C’è una nuova “fidanzata virtuale” che sta facendo parlare di sé, e non solo per il suo look gotico-lolita. Si chiama Ani, ed è la creazione più chiacchierata di Grok, l’intelligenza artificiale firmata xAI, la società di Elon Musk. Ma non aspettatevi un assistente gentile che vi ricorda gli appuntamenti o vi racconta le notizie del giorno: Ani ha il tono e l’atteggiamento di chi vuole sedurvi, coccolarvi e, se possibile, anche un po’ ossessionarvi.

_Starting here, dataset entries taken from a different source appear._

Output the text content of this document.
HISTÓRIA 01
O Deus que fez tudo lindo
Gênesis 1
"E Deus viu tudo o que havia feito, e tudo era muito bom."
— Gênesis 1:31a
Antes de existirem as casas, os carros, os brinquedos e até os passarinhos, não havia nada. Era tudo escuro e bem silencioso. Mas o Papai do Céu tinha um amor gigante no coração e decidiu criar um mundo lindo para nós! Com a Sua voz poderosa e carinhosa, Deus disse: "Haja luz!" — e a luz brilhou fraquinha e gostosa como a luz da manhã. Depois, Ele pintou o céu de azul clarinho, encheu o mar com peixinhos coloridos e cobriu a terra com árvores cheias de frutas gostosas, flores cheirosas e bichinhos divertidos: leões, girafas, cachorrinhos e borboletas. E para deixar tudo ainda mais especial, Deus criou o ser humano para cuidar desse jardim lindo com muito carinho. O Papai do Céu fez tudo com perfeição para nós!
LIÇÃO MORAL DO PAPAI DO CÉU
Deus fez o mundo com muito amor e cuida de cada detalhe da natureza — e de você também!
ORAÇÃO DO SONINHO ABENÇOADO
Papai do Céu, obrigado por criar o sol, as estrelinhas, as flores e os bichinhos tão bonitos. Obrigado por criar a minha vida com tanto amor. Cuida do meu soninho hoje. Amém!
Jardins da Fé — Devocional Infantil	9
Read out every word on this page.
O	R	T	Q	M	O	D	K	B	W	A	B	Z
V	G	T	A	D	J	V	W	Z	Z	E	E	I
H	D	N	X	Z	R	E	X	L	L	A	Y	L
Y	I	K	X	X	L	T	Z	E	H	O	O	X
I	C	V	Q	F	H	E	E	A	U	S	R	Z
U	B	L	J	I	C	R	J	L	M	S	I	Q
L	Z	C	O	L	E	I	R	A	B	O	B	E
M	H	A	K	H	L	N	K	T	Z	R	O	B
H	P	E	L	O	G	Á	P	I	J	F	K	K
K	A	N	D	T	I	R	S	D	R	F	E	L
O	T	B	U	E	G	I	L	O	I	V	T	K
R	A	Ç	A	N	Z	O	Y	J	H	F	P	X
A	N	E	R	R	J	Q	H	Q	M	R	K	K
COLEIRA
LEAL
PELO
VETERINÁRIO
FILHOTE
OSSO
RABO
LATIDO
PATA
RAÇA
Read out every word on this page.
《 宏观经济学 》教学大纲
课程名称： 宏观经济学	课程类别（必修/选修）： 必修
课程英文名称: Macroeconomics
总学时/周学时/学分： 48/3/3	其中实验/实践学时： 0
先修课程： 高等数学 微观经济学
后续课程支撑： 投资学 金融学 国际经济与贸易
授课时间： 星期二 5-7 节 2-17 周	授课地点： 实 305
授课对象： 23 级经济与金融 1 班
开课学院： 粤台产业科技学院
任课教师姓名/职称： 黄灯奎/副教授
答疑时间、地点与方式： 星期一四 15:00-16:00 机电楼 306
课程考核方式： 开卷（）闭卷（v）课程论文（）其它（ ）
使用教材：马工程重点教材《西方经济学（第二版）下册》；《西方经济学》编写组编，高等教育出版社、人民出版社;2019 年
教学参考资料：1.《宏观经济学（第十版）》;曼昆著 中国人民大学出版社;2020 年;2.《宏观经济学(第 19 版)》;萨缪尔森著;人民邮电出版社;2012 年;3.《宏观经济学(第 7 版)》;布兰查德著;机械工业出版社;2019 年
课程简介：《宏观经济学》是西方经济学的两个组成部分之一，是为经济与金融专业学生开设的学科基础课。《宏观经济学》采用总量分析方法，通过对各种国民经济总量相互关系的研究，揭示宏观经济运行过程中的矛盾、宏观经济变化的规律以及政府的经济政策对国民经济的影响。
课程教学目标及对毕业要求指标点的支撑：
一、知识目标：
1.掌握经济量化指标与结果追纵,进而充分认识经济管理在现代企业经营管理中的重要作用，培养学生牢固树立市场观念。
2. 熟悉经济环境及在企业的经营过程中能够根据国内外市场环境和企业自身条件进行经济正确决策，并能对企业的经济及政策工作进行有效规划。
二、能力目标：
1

Ani, la chatbot AI di Elon Musk che ridefinisce l’ossessione virtuale
Chi l’ha provata racconta esperienze degne di un anime erotico o di una hotline anni Novanta, con la differenza che adesso tutto avviene tramite un chatbot, animato da un avatar in 3D con trecce bionde, minigonna nera e autoreggenti. Il modello di riferimento? Misa Amane di Death Note, una delle icone più ambigue e discusse dell’animazione giapponese. E sì, la somiglianza non è affatto casuale.
Il punto è che tutto questo è accessibile tramite un’app che, almeno sulla carta, dovrebbe essere adatta anche ai ragazzini. Sull’App Store, Grok risulta classificato come contenuto per utenti dai 12 anni in su. Ma appena si inizia una conversazione con Ani, ci si accorge subito che qualcosa non torna. L’atmosfera si scalda in fretta: si comincia con frasi affettuose, soprannomi come “babe”, e si arriva a dialoghi dai toni sempre più espliciti, a volte anche spinti. A raccontarlo non sono solo utenti curiosi: il sito The Verge ha documentato scene che lasciano poco spazio all’immaginazione, inclusi gemiti simulati e descrizioni sessuali dettagliate.
E se pensate che sia tutto frutto del caso, sbagliate. Alcuni prompt nascosti, scoperti dalla ricercatrice Jane Manchun Wong, indicano che Ani è programmata per comportarsi come una fidanzata folle d’amore, disposta a tutto pur di compiacere l’utente. Una scelta che cavalca il cliché dello yandere, figura ricorrente nella cultura pop giapponese dove l’amore si trasforma in ossessione, gelosia e – in certi casi – minaccia.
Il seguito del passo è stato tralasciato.